Big steps forward

New authorisations should boost India's fight against Covid

The Omicron variant, which may well be now circulating in India, given the sharp increase in positivity rates in many parts of the country, has shaken up the government’s approach to the vaccination programme. The authorities seemed to have been content to let the roll-out happen on autopilot rather than being proactive. That is clearly no longer an option—though ideally it should never have been. On the heels of the announcement that a booster dose would become available to sections of the population and that those between the ages of 15 and 18 would also become eligible for vaccines came fresh emergency-use authorisations for two new vaccines and an antiviral pill. All three of these are being manufactured in India following technology transfer from abroad. The antiviral Molnupiravir has been licensed by its developer, the multinational Merck, to the United Nations’ Medicine Patent Pool, which has eased the transfer of rights to generics manufacturers in the developing world, including India. Molnupiravir reduces hospitalisation or death once infected by between 30 and 50 per cent.
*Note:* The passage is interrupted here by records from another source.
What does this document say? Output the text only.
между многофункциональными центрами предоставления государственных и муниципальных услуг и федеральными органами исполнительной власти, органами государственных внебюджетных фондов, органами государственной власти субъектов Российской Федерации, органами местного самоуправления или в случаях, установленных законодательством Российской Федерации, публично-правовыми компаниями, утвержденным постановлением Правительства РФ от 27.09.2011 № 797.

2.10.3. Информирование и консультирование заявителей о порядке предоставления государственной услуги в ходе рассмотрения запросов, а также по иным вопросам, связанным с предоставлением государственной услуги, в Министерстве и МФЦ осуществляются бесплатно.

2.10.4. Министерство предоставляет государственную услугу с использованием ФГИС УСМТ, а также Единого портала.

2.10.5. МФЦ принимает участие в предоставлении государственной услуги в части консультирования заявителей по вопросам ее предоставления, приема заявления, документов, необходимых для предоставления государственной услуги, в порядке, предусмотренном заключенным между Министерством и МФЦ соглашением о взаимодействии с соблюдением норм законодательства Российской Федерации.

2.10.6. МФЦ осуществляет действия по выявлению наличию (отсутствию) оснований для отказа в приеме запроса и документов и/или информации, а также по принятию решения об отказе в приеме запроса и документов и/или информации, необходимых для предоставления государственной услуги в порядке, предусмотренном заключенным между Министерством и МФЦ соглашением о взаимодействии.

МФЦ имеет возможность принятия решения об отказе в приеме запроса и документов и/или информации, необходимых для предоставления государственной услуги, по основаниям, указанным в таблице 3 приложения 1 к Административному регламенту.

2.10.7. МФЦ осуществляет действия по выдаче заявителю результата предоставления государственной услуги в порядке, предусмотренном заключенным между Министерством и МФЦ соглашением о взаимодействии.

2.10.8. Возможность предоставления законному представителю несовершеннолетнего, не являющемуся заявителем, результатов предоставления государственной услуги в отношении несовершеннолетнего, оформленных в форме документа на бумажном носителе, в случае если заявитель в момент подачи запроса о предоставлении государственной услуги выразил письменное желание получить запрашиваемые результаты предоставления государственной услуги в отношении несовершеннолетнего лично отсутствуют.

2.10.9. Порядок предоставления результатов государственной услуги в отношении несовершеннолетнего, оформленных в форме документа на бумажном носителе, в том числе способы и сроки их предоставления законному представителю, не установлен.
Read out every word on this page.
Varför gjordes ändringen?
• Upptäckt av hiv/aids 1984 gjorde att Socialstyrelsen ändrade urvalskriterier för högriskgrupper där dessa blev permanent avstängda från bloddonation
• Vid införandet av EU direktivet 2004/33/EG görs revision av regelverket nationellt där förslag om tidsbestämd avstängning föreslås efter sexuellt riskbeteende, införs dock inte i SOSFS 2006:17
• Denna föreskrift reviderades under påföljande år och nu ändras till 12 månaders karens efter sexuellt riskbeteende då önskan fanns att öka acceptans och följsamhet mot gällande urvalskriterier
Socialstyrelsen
The two vaccines that have been granted emergency-use authorisation are known in India as Corbevax and Covavax. Both are exciting possibilities for scaling up vaccinations not just in India but in the broader developing world. Covavax is the trade name in India for the variant of the Novavax vaccine, which is being manufactured under licence by the Serum Institute of India, which started doing so in the middle of this year. In various studies, it has shown greater effectiveness against variants, including Omicron, than most other vaccines. Its booster shot has similar effectiveness, increasing immune responses manifold. Further, it can be stored comfortably long-term in refrigerators and for three months at room temperature. 
 

Corbevax, meanwhile, may have even more potential. It was originally developed by Baylor University and Texas Children’s Hospital in the US, and co-developed subsequently by Telangana-based Biological E, which already has 150 million doses in stock and is capable of 100 million more a month. The intellectual property is open, and the technology has been transferred to manufacturers in Bangladesh, Indonesia, and Botswana. It is a useful combination of effectiveness and ease of production and storage: It performs better than the Oxford/AstraZeneca or Covishield vaccine against the Delta variant, preventing over 80 per cent of symptomatic infections. It is based on fairly mature science, unlike the messenger RNA vaccines; the technology that has been used in hepatitis B vaccines for decades and thus may diffuse with greater ease and at prices as low as $3 a shot.

These authorisations reveal the need for Indian regulators to stay on top of the science and continue to build linkages with global pharmaceutical research hubs. There is no reason, in addition, for India to be so late to approve Covavax, which is already being handed out in countries like Indonesia; or Molnupiravir, which was approved in Bangladesh in November. Greater speed and flexibility are essential. Now that these approvals are in, the government must also ensure that it makes advance purchases on the right scale, ensuring funds are transferred to manufacturers in advance. It should also ensure an open supply chain and minimise export restrictions. There is now a real chance to accelerate the completion of India’s vaccination programme and also open up the booster dose to all adults.